その横浜中華街には足繁く通ったので、美味しい店を見つけはしたものの、匠(Jang)(四川料理店/横浜駅)の麻婆豆腐は、絶品としか言いようがなかった。横浜中華街の近くには、伊勢佐木町(横浜)があり、そこには、リトルバンコクと呼ばれるエリアがあり、私の住まいから近いこともあり、よく通った。タイ料理店、タイ食材店が軒を連ね、私が店に入ると満席になり、日本人は私だけなんてこともあった。まるでバンコクにいるような錯覚を起こさせる街である。食べ歩きで東京まで足を延ばすと、カレーの街として知られる神保町(東京)がある。ワンプレートの日本のカレー、カトリ(小皿)の付いたインドのカレー、グレイビーボート(ボート型のソース容器)の付いた英国のカレーなど、ありとあらゆるカレーが、この街にはあった。中でも、インドのカレーを食べる機会が一番多く、マンダラ(インド料理店/神保町)は、本格的な味で、店の雰囲気も落ち着いた感じで良かった。また、同地には、メナムのほとり(タイ料理店/神保町)があり、上品かつ本格的な味で私の大のお気に入りとなった。

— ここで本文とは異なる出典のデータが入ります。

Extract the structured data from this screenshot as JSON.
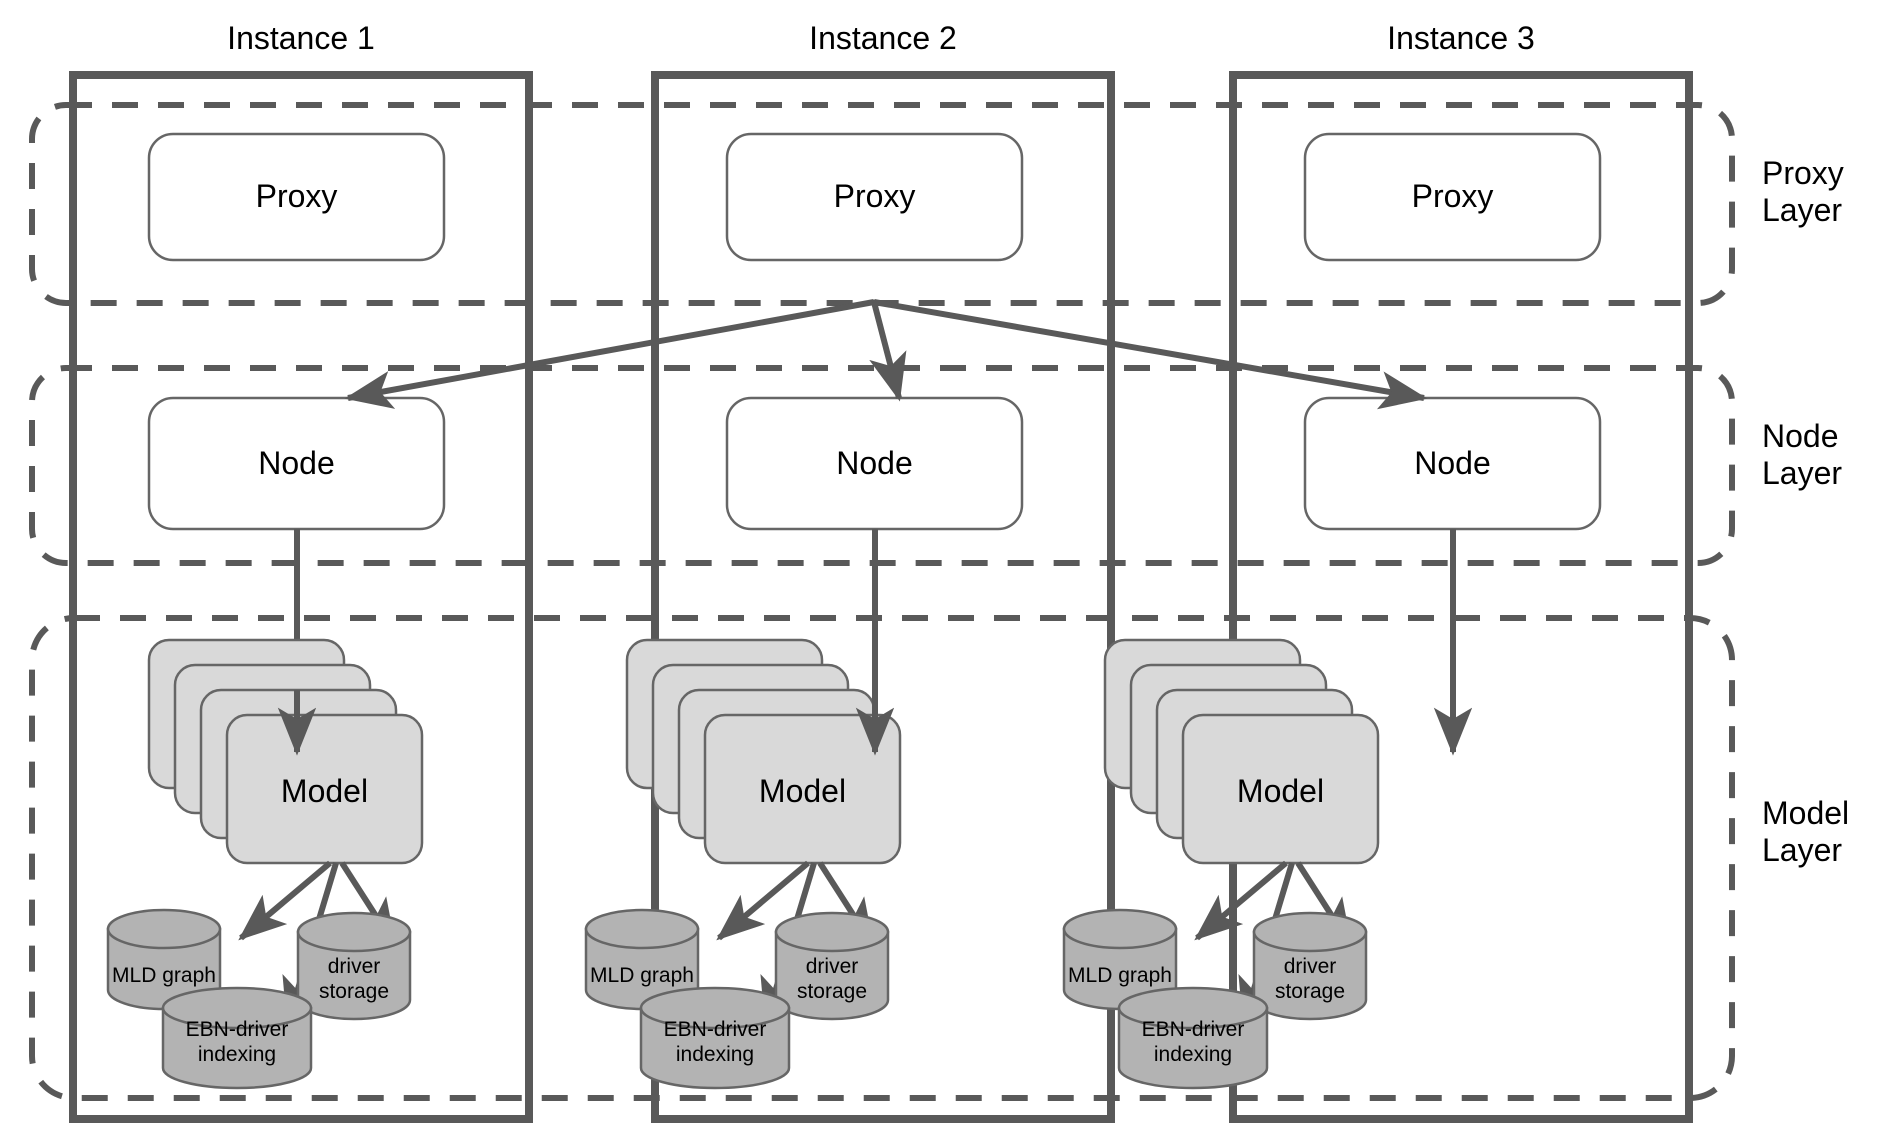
{
  "diagram": {
    "title": "Three-instance layered deployment architecture",
    "colors": {
      "instance_border": "#595959",
      "layer_dashed": "#595959",
      "plain_box_fill": "#ffffff",
      "plain_box_border": "#666666",
      "model_box_fill": "#d9d9d9",
      "model_box_border": "#666666",
      "cylinder_fill": "#b3b3b3",
      "cylinder_border": "#666666",
      "arrow": "#595959",
      "text": "#000000",
      "background": "#ffffff"
    }
  },
  "instances": [
    {
      "title": "Instance 1",
      "proxy": {
        "label": "Proxy"
      },
      "node": {
        "label": "Node"
      },
      "model": {
        "label": "Model",
        "stack_count": 4
      },
      "stores": [
        {
          "label": "MLD graph",
          "name": "mld-graph-store"
        },
        {
          "label": "driver\nstorage",
          "name": "driver-storage-store"
        },
        {
          "label": "EBN-driver\nindexing",
          "name": "ebn-driver-indexing-store"
        }
      ]
    },
    {
      "title": "Instance 2",
      "proxy": {
        "label": "Proxy"
      },
      "node": {
        "label": "Node"
      },
      "model": {
        "label": "Model",
        "stack_count": 4
      },
      "stores": [
        {
          "label": "MLD graph",
          "name": "mld-graph-store"
        },
        {
          "label": "driver\nstorage",
          "name": "driver-storage-store"
        },
        {
          "label": "EBN-driver\nindexing",
          "name": "ebn-driver-indexing-store"
        }
      ]
    },
    {
      "title": "Instance 3",
      "proxy": {
        "label": "Proxy"
      },
      "node": {
        "label": "Node"
      },
      "model": {
        "label": "Model",
        "stack_count": 4
      },
      "stores": [
        {
          "label": "MLD graph",
          "name": "mld-graph-store"
        },
        {
          "label": "driver\nstorage",
          "name": "driver-storage-store"
        },
        {
          "label": "EBN-driver\nindexing",
          "name": "ebn-driver-indexing-store"
        }
      ]
    }
  ],
  "layers": [
    {
      "label": "Proxy\nLayer",
      "name": "proxy-layer"
    },
    {
      "label": "Node\nLayer",
      "name": "node-layer"
    },
    {
      "label": "Model\nLayer",
      "name": "model-layer"
    }
  ],
  "connections": {
    "proxy2_to_nodes": [
      {
        "from": "Instance 2 Proxy",
        "to": "Instance 1 Node"
      },
      {
        "from": "Instance 2 Proxy",
        "to": "Instance 2 Node"
      },
      {
        "from": "Instance 2 Proxy",
        "to": "Instance 3 Node"
      }
    ],
    "node_to_model": [
      {
        "from": "Instance 1 Node",
        "to": "Instance 1 Model"
      },
      {
        "from": "Instance 2 Node",
        "to": "Instance 2 Model"
      },
      {
        "from": "Instance 3 Node",
        "to": "Instance 3 Model"
      }
    ],
    "model_to_stores": [
      {
        "from": "Model",
        "to": "MLD graph"
      },
      {
        "from": "Model",
        "to": "EBN-driver indexing"
      },
      {
        "from": "Model",
        "to": "driver storage"
      }
    ]
  }
}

2019年、次女は成人式の年を迎えた。次女は、成人式そのものには出席しなかったので、振袖を着る機会がなかったが、せめて、振袖の写真だけでも記念に残しておきたいというと、その意を酌んで写真を撮ってくれた。そう言えば、長女も成人式には出たくないと言っていたが、私が出て欲しいというものだから、その意を酌んで出てくれた。あの時、成人式には出なくても良いから、振袖の写真だけは撮って欲しいと言えれば良かったのだと、その時を振り返って思った。前述のように、私は、以前、自分の眼に映っている生活を映画になぞらえ、この生活のエンド・クレジットが流れるのは、いつになるのだろうと思ったものだが、次女の成人式の振袖の写真を撮影出来た今、エンド・クレジットが流れているような気がした。娘二人が成人したのだから、私は父親としての役割は大方終わったような気がしたのだ。ここで、第一幕がやっと終幕となり、ここから、第二幕が始まるのかもしれないとも思った。